Lamine Sy

Personal information
- Date of birth: 10 August 2002 (age 24)
- Place of birth: Les Mureaux, France
- Height: 1.71 m (5 ft 7 in)
- Positions: Right-back; midfielder;

Team information
- Current team: Auxerre
- Number: 27

Youth career
- 0000–2014: OFC les Mureaux
- 2014–2021: Caen

Senior career*
- Years: Team / Apps / (Gls)
- 2021–2025: Caen II / 28 / (0)
- 2021–2025: Caen / 23 / (0)
- 2023–2024: → Rouen (loan) / 31 / (3)
- 2025–: Auxerre / 24 / (0)

International career^{‡}
- 2026–: Senegal / 1 / (0)

= Lamine Sy =

Senegalese footballer (born 2002)

Lamine Sy (born 10 August 2002) is a professional footballer who plays as a right-back for Auxerre. Born in France, he represents the Senegal national team.

== Club career ==
Lamine Sy joined the Stade Malherbe de Caen academy in 2014 from the Olympique of les Mureaux, starting to play with the Norman team reserve in National 3 during the 2019–20 season.

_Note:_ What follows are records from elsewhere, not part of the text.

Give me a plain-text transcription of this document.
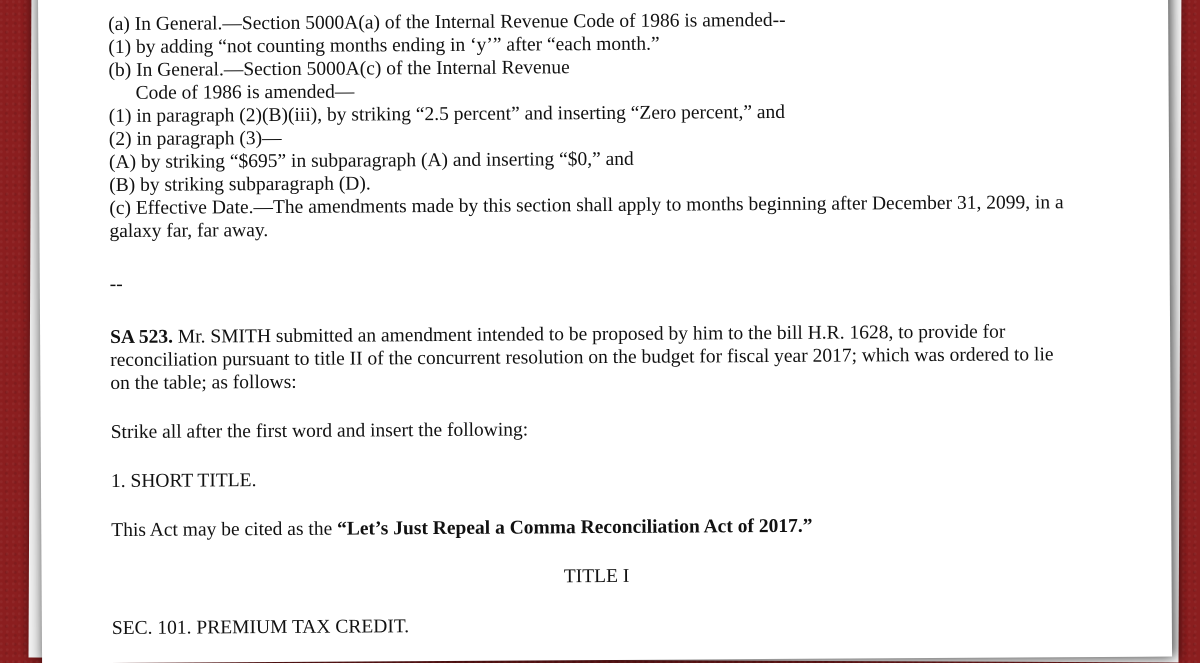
(a) In General.—Section 5000A(a) of the Internal Revenue Code of 1986 is amended--
(1) by adding “not counting months ending in ‘y’” after “each month.”
(b) In General.—Section 5000A(c) of the Internal Revenue
Code of 1986 is amended—
(1) in paragraph (2)(B)(iii), by striking “2.5 percent” and inserting “Zero percent,” and
(2) in paragraph (3)—
(A) by striking “$695” in subparagraph (A) and inserting “$0,” and
(B) by striking subparagraph (D).
(c) Effective Date.—The amendments made by this section shall apply to months beginning after December 31, 2099, in a
galaxy far, far away.
--
SA 523. Mr. SMITH submitted an amendment intended to be proposed by him to the bill H.R. 1628, to provide for
reconciliation pursuant to title II of the concurrent resolution on the budget for fiscal year 2017; which was ordered to lie
on the table; as follows:
Strike all after the first word and insert the following:
1. SHORT TITLE.
This Act may be cited as the “Let’s Just Repeal a Comma Reconciliation Act of 2017.”
TITLE I
SEC. 101. PREMIUM TAX CREDIT.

Playing only one game that season and during the following one in National 2, he eventually established himself as a regular starter with the reserve in 2021–22 under Fabrice Vandeputte management, earning his first calls to the first team in February 2022.

He made his professional debut for SM Caen on the 5 February 2022, replacing the right-back Hugo Vandermersch during a 1–1 away Ligue 2 away draw against AS Nancy.

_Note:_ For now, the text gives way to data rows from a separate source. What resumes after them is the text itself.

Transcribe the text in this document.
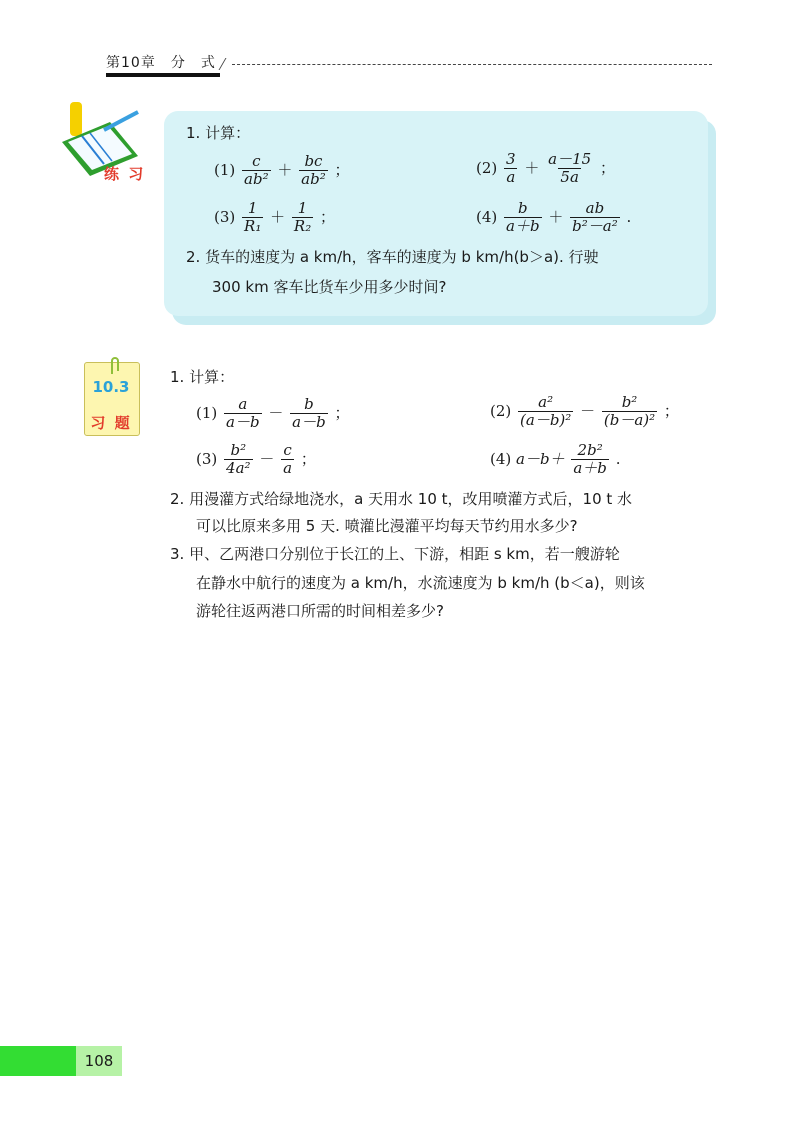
第10章　分　式
练 习
1. 计算：
$(1) \frac{c}{\text{ab²}} + \frac{bc}{\text{ab²}}$ ；	$(2) \frac{3}{a} + \frac{a-15}{5a}$ ；
$(3) \frac{1}{\text{R₁}} + \frac{1}{\text{R₂}}$ ；	$(4) \frac{b}{a+b} + \frac{ab}{\text{b²－a²}}$ .
2. 货车的速度为 a km/h，客车的速度为 b km/h(b＞a). 行驶
300 km 客车比货车少用多少时间?
10.3
习 题
1. 计算：
$(1) \frac{a}{a-b} - \frac{b}{a-b}$ ；	$(2) \frac{\text{a²}}{\text{(a－b)²}} - \frac{\text{b²}}{\text{(b－a)²}}$ ；
$(3) \frac{\text{b²}}{\text{4a²}} - \frac{c}{a}$ ；	(4) $a-b+ \frac{\text{2b²}}{a+b}$ .
2. 用漫灌方式给绿地浇水，a 天用水 10 t，改用喷灌方式后，10 t 水
可以比原来多用 5 天. 喷灌比漫灌平均每天节约用水多少?
3. 甲、乙两港口分别位于长江的上、下游，相距 s km，若一艘游轮
在静水中航行的速度为 a km/h，水流速度为 b km/h (b＜a)，则该
游轮往返两港口所需的时间相差多少?
108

== International career ==
Sy was one of the players who were called up with the Senegal national team by head coach Patrick Vieira for the 2027 Africa Cup of Nations qualification matches against Mozambique and Ethiopia on 25 and 29 September 2026, respectively; and the friendly match against Comoros on 4 October 2026.

== Style of play ==
First playing as a midfielder, Sy was moved to the right-back position by Vandeputte where he became a starter in the reserve and played in Caen first team. He is described as a fast, powerful and agile footballer, able to make good use of his technical abilities to be decisive in the attacking phases.

== Personal life ==
Having grown up in Île-de-France, Lamine Sy is the younger brother of Harouna Sy, who also plays professionally as a fullback, at Amiens. He's of Senegalese descent.